Quienes han vendido la idea de que el retorno a la bicameralidad ayudará con la endémica crisis de representación que padecemos sustentan su posición en la fórmula: más, es mejor. Lo que para los probicamerales es un axioma, para mí es una hipótesis de trabajo. La ausencia de criterio técnico se palpa en el convulso desacuerdo respecto al número de diputados/senadores que –según el antojo del proponente– se plantea: 170/50 (De Belaunde), 150/50 (Del Águila), 130/60 (Violeta), 130/50 (Velásquez), 130/30 (Fujimori). ¿Quién da más? ¿Quién da menos?
Hay un tema de fondo que los probicamerales olvidan: el tan añorado sistema de dos cámaras contribuyó a la caída del sistema de partidos erigido en la década del ochenta. Alberto Fujimori, desde el poder, dio el tiro de gracia al colapso partidario, pero previamente los mismos partidos habían desvirtuado la representación parlamentaria en un sistema de castas (la oligarquía en la “cámara alta” y los “patrones del interior” en la “cámara baja”). Así, el sistema bicameral reprodujo la discriminación estructural entre limeños y provincianos en vez de atenuarla. El rol subordinado del “interior del país” sumó al descrédito de toda la clase política (votó por un ‘outsider’ que promovía en su lista al Congreso al “panadero de la esquina”, literalmente). ¿No fue Cambio 90 quien introdujo en el Congreso a microempresarios emergentes, evangélicos y catedráticos provincianos?
El Congreso Constituyente Democrático (CCD) de Fujimori fue perjudicial para la representación política. No por su unicameralidad, sino por el distrito electoral único (DEU), diseño que reprodujo el centralismo al establecer la elección de 80 congresistas a nivel nacional. Luego del CCD, el Congreso 1995-2000 tuvo 120 parlamentarios. Como demostramos en “El nacimiento de los otorongos” (estudio en coautoría con Carlos Iván Degregori, cuyo séptimo aniversario de desaparición recuerdo), el DEU recreó la discriminación estructural: la élite limeña se afianzó (con la reelección en 1995 y en el 2000), mientras los representantes provincianos sirvieron de fusibles con baja esperanza de vida parlamentaria (un período).

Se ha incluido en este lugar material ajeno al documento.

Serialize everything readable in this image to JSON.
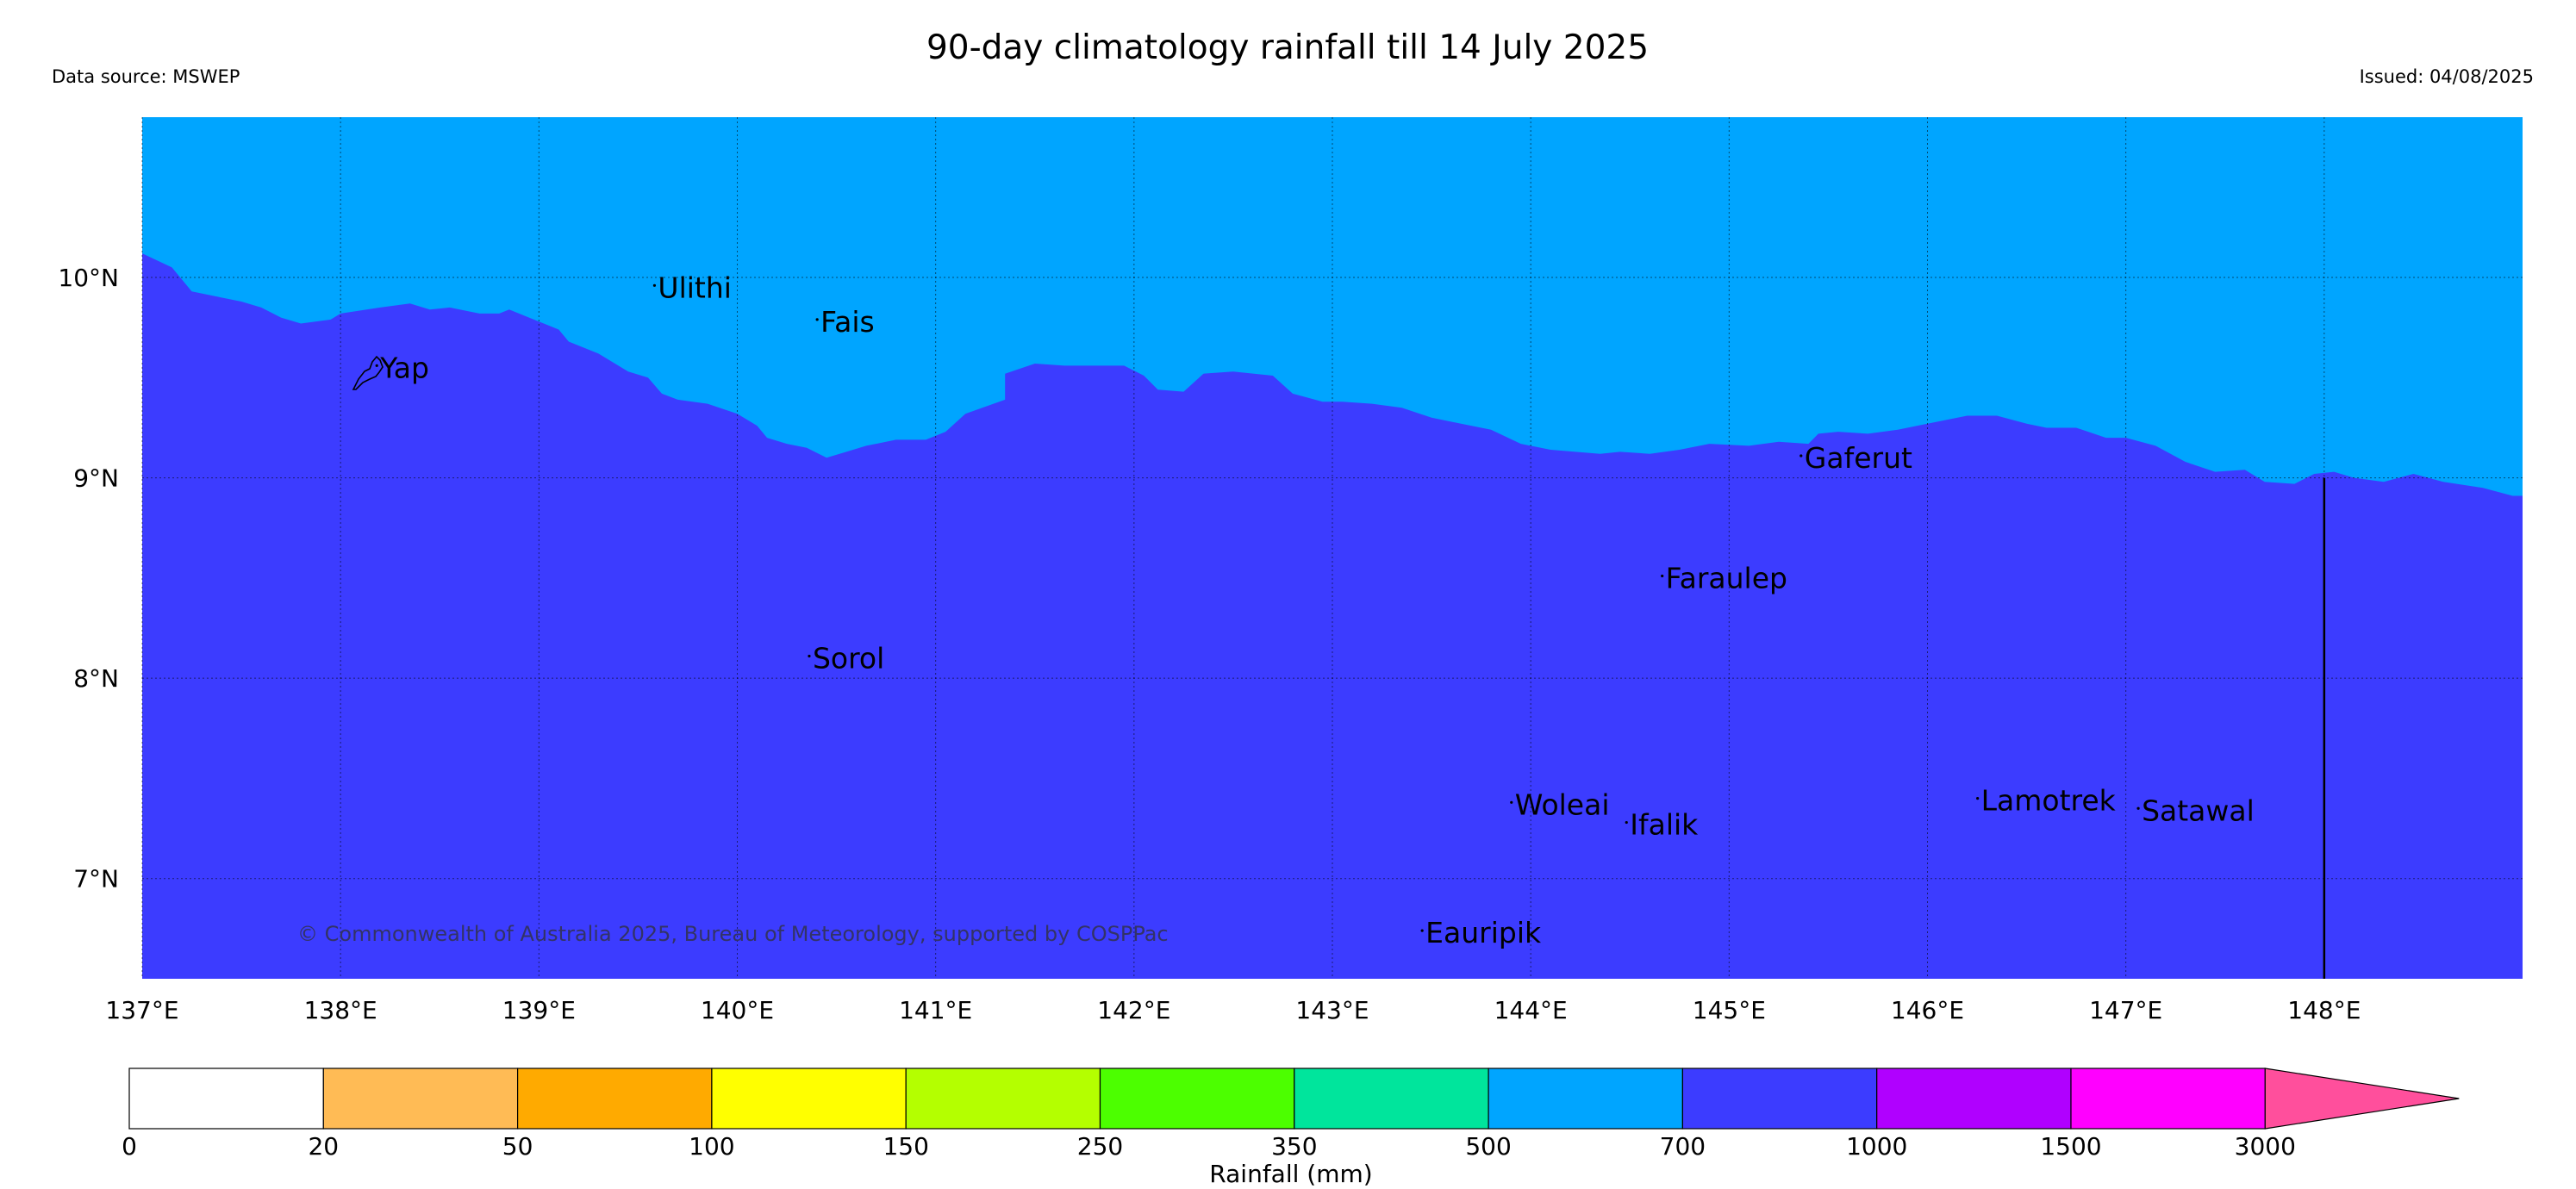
{
  "title": "90-day climatology rainfall till 14 July 2025",
  "data_source": "Data source: MSWEP",
  "issued": "Issued: 04/08/2025",
  "copyright": "© Commonwealth of Australia 2025, Bureau of Meteorology, supported by COSPPac",
  "colors": {
    "class_500_700": "#00a5ff",
    "class_700_1000": "#3c3cff"
  },
  "map": {
    "lon_range": [
      137,
      149
    ],
    "lat_range": [
      6.5,
      10.8
    ],
    "lon_ticks": [
      {
        "value": 137,
        "label": "137°E"
      },
      {
        "value": 138,
        "label": "138°E"
      },
      {
        "value": 139,
        "label": "139°E"
      },
      {
        "value": 140,
        "label": "140°E"
      },
      {
        "value": 141,
        "label": "141°E"
      },
      {
        "value": 142,
        "label": "142°E"
      },
      {
        "value": 143,
        "label": "143°E"
      },
      {
        "value": 144,
        "label": "144°E"
      },
      {
        "value": 145,
        "label": "145°E"
      },
      {
        "value": 146,
        "label": "146°E"
      },
      {
        "value": 147,
        "label": "147°E"
      },
      {
        "value": 148,
        "label": "148°E"
      }
    ],
    "lat_ticks": [
      {
        "value": 10,
        "label": "10°N"
      },
      {
        "value": 9,
        "label": "9°N"
      },
      {
        "value": 8,
        "label": "8°N"
      },
      {
        "value": 7,
        "label": "7°N"
      }
    ],
    "boundary_line": {
      "lon": 148.0,
      "lat_from": 9.0,
      "lat_to": 6.5
    },
    "class_boundary": [
      [
        137.0,
        10.12
      ],
      [
        137.15,
        10.05
      ],
      [
        137.25,
        9.93
      ],
      [
        137.5,
        9.88
      ],
      [
        137.6,
        9.85
      ],
      [
        137.7,
        9.8
      ],
      [
        137.8,
        9.77
      ],
      [
        137.95,
        9.79
      ],
      [
        138.0,
        9.82
      ],
      [
        138.2,
        9.85
      ],
      [
        138.35,
        9.87
      ],
      [
        138.45,
        9.84
      ],
      [
        138.55,
        9.85
      ],
      [
        138.7,
        9.82
      ],
      [
        138.8,
        9.82
      ],
      [
        138.85,
        9.84
      ],
      [
        139.0,
        9.78
      ],
      [
        139.1,
        9.74
      ],
      [
        139.15,
        9.68
      ],
      [
        139.3,
        9.62
      ],
      [
        139.45,
        9.53
      ],
      [
        139.55,
        9.5
      ],
      [
        139.62,
        9.42
      ],
      [
        139.7,
        9.39
      ],
      [
        139.85,
        9.37
      ],
      [
        140.0,
        9.32
      ],
      [
        140.1,
        9.26
      ],
      [
        140.15,
        9.2
      ],
      [
        140.25,
        9.17
      ],
      [
        140.35,
        9.15
      ],
      [
        140.45,
        9.1
      ],
      [
        140.55,
        9.13
      ],
      [
        140.65,
        9.16
      ],
      [
        140.8,
        9.19
      ],
      [
        140.95,
        9.19
      ],
      [
        141.05,
        9.23
      ],
      [
        141.15,
        9.32
      ],
      [
        141.35,
        9.39
      ],
      [
        141.35,
        9.52
      ],
      [
        141.5,
        9.57
      ],
      [
        141.65,
        9.56
      ],
      [
        141.8,
        9.56
      ],
      [
        141.95,
        9.56
      ],
      [
        142.05,
        9.51
      ],
      [
        142.12,
        9.44
      ],
      [
        142.25,
        9.43
      ],
      [
        142.35,
        9.52
      ],
      [
        142.5,
        9.53
      ],
      [
        142.7,
        9.51
      ],
      [
        142.8,
        9.42
      ],
      [
        142.95,
        9.38
      ],
      [
        143.05,
        9.38
      ],
      [
        143.2,
        9.37
      ],
      [
        143.35,
        9.35
      ],
      [
        143.5,
        9.3
      ],
      [
        143.6,
        9.28
      ],
      [
        143.8,
        9.24
      ],
      [
        143.95,
        9.17
      ],
      [
        144.1,
        9.14
      ],
      [
        144.35,
        9.12
      ],
      [
        144.45,
        9.13
      ],
      [
        144.6,
        9.12
      ],
      [
        144.75,
        9.14
      ],
      [
        144.9,
        9.17
      ],
      [
        145.1,
        9.16
      ],
      [
        145.25,
        9.18
      ],
      [
        145.4,
        9.17
      ],
      [
        145.45,
        9.22
      ],
      [
        145.55,
        9.23
      ],
      [
        145.7,
        9.22
      ],
      [
        145.85,
        9.24
      ],
      [
        146.0,
        9.27
      ],
      [
        146.2,
        9.31
      ],
      [
        146.35,
        9.31
      ],
      [
        146.5,
        9.27
      ],
      [
        146.6,
        9.25
      ],
      [
        146.75,
        9.25
      ],
      [
        146.9,
        9.2
      ],
      [
        147.0,
        9.2
      ],
      [
        147.15,
        9.16
      ],
      [
        147.3,
        9.08
      ],
      [
        147.45,
        9.03
      ],
      [
        147.6,
        9.04
      ],
      [
        147.7,
        8.98
      ],
      [
        147.85,
        8.97
      ],
      [
        147.95,
        9.02
      ],
      [
        148.05,
        9.03
      ],
      [
        148.15,
        9.0
      ],
      [
        148.3,
        8.98
      ],
      [
        148.45,
        9.02
      ],
      [
        148.6,
        8.98
      ],
      [
        148.8,
        8.95
      ],
      [
        148.95,
        8.91
      ],
      [
        149.0,
        8.91
      ]
    ],
    "places": [
      {
        "name": "Yap",
        "lon": 138.2,
        "lat": 9.5
      },
      {
        "name": "Ulithi",
        "lon": 139.6,
        "lat": 9.9
      },
      {
        "name": "Fais",
        "lon": 140.42,
        "lat": 9.73
      },
      {
        "name": "Gaferut",
        "lon": 145.38,
        "lat": 9.05
      },
      {
        "name": "Faraulep",
        "lon": 144.68,
        "lat": 8.45
      },
      {
        "name": "Sorol",
        "lon": 140.38,
        "lat": 8.05
      },
      {
        "name": "Woleai",
        "lon": 143.92,
        "lat": 7.32
      },
      {
        "name": "Ifalik",
        "lon": 144.5,
        "lat": 7.22
      },
      {
        "name": "Lamotrek",
        "lon": 146.27,
        "lat": 7.34
      },
      {
        "name": "Satawal",
        "lon": 147.08,
        "lat": 7.29
      },
      {
        "name": "Eauripik",
        "lon": 143.47,
        "lat": 6.68
      }
    ]
  },
  "colorbar": {
    "label": "Rainfall (mm)",
    "bins": [
      {
        "lower": "0",
        "color": "#ffffff"
      },
      {
        "lower": "20",
        "color": "#ffbb55"
      },
      {
        "lower": "50",
        "color": "#ffaa00"
      },
      {
        "lower": "100",
        "color": "#ffff00"
      },
      {
        "lower": "150",
        "color": "#b4ff00"
      },
      {
        "lower": "250",
        "color": "#4cff00"
      },
      {
        "lower": "350",
        "color": "#00e59c"
      },
      {
        "lower": "500",
        "color": "#00a5ff"
      },
      {
        "lower": "700",
        "color": "#3c3cff"
      },
      {
        "lower": "1000",
        "color": "#b000ff"
      },
      {
        "lower": "1500",
        "color": "#ff00ff"
      }
    ],
    "last_label": "3000",
    "extension_color": "#ff4f9c"
  }
}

La aplicación del distrito electoral múltiple (DEM), desde el 2001, ha garantizado que todos los departamentos cuenten con representantes, de manera proporcional a su población. Este sistema ha traído importantes mejoras. Por ejemplo, la conformación de las mesas directivas del Congreso pasó de un 40% de provincianos (2001-2006) a un 65% (2006-2011, 2011-2016). No obstante, a pesar del progresivo empoderamiento de los legisladores “del interior”, persevera el distanciamiento con sus electores. Ello ocurre porque –insisto– las jurisdicciones departamentales, bases de la elección de representantes, han dejado de ser funcionales. Sugiero tomar los “clústeres” económicos como nueva referencia.
Como hemos experimentado, un Senado con DEU agudiza el centralismo y una Cámara de Diputados con DEM, bajo la actual distribución regional, ya es ineficaz. Esta es la deliberación fundamental que se debe sostener. Si no se corrige el debate de la reforma congresal, lamentablemente incurriremos en la paradoja de un gobierno que se jacta de provinciano, favoreciendo el centralismo. No queremos un Senado que sirva para cholear. ¿O sí?